Erickson and Alter question Nader on his new book, Unstoppable, about how Left and Right can converge on NSA, banks, incarceration, empire. Ralph argues that Corporatists vs. Conservatives divide the GOP. Also: the NBA highlights another The Donald to make fun of. Based on
On Ideological 'Convergence' Is there a nascent Left-Right alliance to help break the gridlock in DC? Ralph Nader argues yes based on his new book - Unstoppable: How a Left-Right Alliance Can Dismantle the Corporate State." He explains that wealthy corporate interests are using principled conservatives to carry their water on corporate welfare, big banks, a prison-industrial complex, the NSA, defense spending.
One technique, he says, is the use of "pitiless abstractions" like "big government" to obscure how people are being shafted where they live and work. Example: don't you want the freedom not to crash through your windshield thanks to air bags?
Erick agrees with much of this generally, specifically on big banks too big to fail or jail...or exist. He thinks that Tea Party candidates locally will make Nader-like arguments against big money GOP establishmentarians...but, unlike O'Reilly and Untz, he won't go along with minimum wage hikes.
Nader and Erickson find some philosophic common ground on Common Core, with EWE telling about his radio show callers angry that "their kids are being taught to be good worker bees by big corporations." RN denounces the "commercialization of children" by the same corporate culture producing ads with, in their words, "a high nag factor" pushing junk food and violent programming.
Alter thinks the book "provocative and interesting" but worries that it's unrealistic until Ralph finds "confidence-building wins to put on board." Nader answers that there have been successes - from Clinch River Breeder Reactor 30 years ago to Whistle-Blower Protection last year and almost a ban on NSA dragnet surveillance this year. There's a four-way consensus that, from Gingrich to Jarecki, there's a winning coalition against the excessive incarceration of young minority men for non-violent drug offenses that is costly and immoral.
Ralph is asked, are there any other books making this argument and is there enough trust for the Naders and Norquists to get together on such second order issues? Nader says he was surprised to find no prior literature on this and thinks that the trust will come issue by issue rather than from big think tanks which have to do donors' bidding on big ticket items like taxes, spending, regulation.
On Silver vs.

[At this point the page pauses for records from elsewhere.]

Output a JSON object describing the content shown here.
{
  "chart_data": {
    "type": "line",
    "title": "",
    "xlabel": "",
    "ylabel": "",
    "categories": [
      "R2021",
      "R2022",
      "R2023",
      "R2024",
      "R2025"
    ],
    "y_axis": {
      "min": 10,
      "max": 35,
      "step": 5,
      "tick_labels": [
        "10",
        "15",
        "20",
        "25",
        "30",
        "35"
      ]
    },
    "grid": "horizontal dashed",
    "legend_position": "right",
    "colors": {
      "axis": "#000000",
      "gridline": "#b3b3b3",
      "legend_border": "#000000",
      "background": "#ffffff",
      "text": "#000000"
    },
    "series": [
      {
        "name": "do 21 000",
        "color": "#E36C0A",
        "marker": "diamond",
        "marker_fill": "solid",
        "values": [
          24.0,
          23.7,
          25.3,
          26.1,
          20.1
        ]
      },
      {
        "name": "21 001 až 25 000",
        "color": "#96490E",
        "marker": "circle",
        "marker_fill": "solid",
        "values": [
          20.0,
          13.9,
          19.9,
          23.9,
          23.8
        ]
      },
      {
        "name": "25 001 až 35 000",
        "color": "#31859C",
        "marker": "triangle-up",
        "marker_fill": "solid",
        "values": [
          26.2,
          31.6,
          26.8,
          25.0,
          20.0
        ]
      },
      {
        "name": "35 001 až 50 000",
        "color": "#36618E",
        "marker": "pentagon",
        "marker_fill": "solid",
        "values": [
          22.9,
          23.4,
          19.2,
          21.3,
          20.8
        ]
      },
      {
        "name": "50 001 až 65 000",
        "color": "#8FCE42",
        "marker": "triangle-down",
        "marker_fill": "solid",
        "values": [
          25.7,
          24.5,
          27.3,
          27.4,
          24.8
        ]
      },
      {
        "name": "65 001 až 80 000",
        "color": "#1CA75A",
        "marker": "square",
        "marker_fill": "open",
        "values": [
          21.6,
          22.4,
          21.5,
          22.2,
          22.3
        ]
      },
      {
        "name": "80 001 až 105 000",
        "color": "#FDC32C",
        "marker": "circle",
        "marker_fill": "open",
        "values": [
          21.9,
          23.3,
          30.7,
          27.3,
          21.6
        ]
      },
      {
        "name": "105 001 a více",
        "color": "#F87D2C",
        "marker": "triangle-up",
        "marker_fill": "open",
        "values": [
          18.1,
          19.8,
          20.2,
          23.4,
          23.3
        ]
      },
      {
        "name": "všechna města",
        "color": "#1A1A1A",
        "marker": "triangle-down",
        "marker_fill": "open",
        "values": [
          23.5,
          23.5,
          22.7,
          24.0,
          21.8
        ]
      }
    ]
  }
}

Sterling. There's no argument about the racial comments of Donald Sterling to his girlfriend. But Erick and Jonathan worry, along with Mark Cuban, owner of the Mavericks, that " this is a very very slippery slope. What if there's an owner who's anti-semitic or homophobic.? In this country you're allowed to be a moron."

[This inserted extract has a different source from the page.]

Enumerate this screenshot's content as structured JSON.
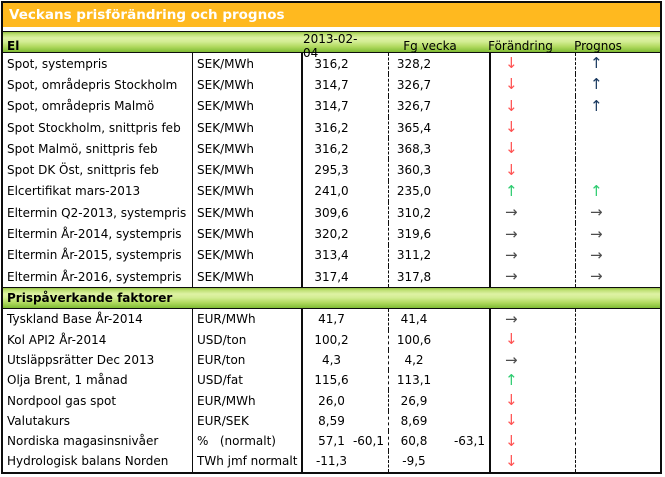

Jonathan reminds us of the similar issue with the Mozilla CEO fired because he was caught donating to an anti-gay marriage referendum. Erick agrees that Sterling should be gone but notes that the problem is always how a good precedent is implemented "...but as a law professor of mine once said, 'the way to handle a slippery slope is not to slip.'"
The two then vigorously debate the more general issue of racist appeals and policies. Jonathan argues that the private racism of a Cliven Bundy and Donald Sterling are less concerning than Republicans who employ public dog-whistles like "makers-takers" and "food stamp president." Erick pushes back that this issue isn't going away anytime soon since both sides are talking not to but past each other because he doesn't hear dog whistles in Jonathan's examples, only conservatives sincerely concerned with how big government is causing dependency.

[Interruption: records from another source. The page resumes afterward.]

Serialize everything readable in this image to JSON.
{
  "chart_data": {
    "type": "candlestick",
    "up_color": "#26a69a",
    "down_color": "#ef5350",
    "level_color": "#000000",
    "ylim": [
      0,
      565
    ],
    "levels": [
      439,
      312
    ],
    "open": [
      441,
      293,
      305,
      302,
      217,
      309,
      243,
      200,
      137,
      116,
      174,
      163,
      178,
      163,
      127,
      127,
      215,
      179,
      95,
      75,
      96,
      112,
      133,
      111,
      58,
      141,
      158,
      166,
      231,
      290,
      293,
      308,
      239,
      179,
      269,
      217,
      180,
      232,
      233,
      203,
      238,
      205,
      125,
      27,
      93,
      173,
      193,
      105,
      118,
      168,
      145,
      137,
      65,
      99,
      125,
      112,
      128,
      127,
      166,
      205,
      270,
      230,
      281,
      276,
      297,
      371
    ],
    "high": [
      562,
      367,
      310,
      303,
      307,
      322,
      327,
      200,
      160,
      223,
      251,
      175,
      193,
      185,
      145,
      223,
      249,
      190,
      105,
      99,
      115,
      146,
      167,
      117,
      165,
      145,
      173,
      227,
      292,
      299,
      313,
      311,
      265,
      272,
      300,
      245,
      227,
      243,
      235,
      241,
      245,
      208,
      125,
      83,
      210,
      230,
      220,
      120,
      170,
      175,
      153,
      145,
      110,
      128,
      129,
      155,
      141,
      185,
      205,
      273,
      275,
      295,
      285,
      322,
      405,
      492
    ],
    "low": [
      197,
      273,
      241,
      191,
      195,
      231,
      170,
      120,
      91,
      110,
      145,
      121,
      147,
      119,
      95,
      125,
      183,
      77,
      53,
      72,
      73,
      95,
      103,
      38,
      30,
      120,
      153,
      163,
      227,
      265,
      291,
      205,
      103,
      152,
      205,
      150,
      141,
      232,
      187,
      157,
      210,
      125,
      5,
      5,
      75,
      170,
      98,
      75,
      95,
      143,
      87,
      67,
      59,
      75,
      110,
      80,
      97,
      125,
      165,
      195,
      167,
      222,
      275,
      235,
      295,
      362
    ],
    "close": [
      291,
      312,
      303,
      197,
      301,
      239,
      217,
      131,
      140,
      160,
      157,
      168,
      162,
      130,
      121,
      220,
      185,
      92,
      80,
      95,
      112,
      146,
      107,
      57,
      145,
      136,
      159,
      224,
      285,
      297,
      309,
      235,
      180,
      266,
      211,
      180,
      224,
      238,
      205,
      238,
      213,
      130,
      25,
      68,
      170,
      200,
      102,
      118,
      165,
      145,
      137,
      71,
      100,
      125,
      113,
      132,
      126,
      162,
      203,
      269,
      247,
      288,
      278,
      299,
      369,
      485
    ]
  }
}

Ok, what does he think of the Wisconsin judge who this week said that "no rational person" could be worried about voter fraud since it was near non-existent and "the real fraud is voter suppression laws"? Don't those laws from GOP governors have a racial intent? He says no since he was an election lawyer and saw many cases of it.
On NYPD spying on Muslims. Consensus! The two applaud Commissioner Bratton's ending of routine surveillance of Muslim communities to deter terrorism. It violates civil liberties and has no record to detecting any terrorism. The policy, they concur, was an over-reaction to 9/11 that is fortunately fading. Nader's convergence again?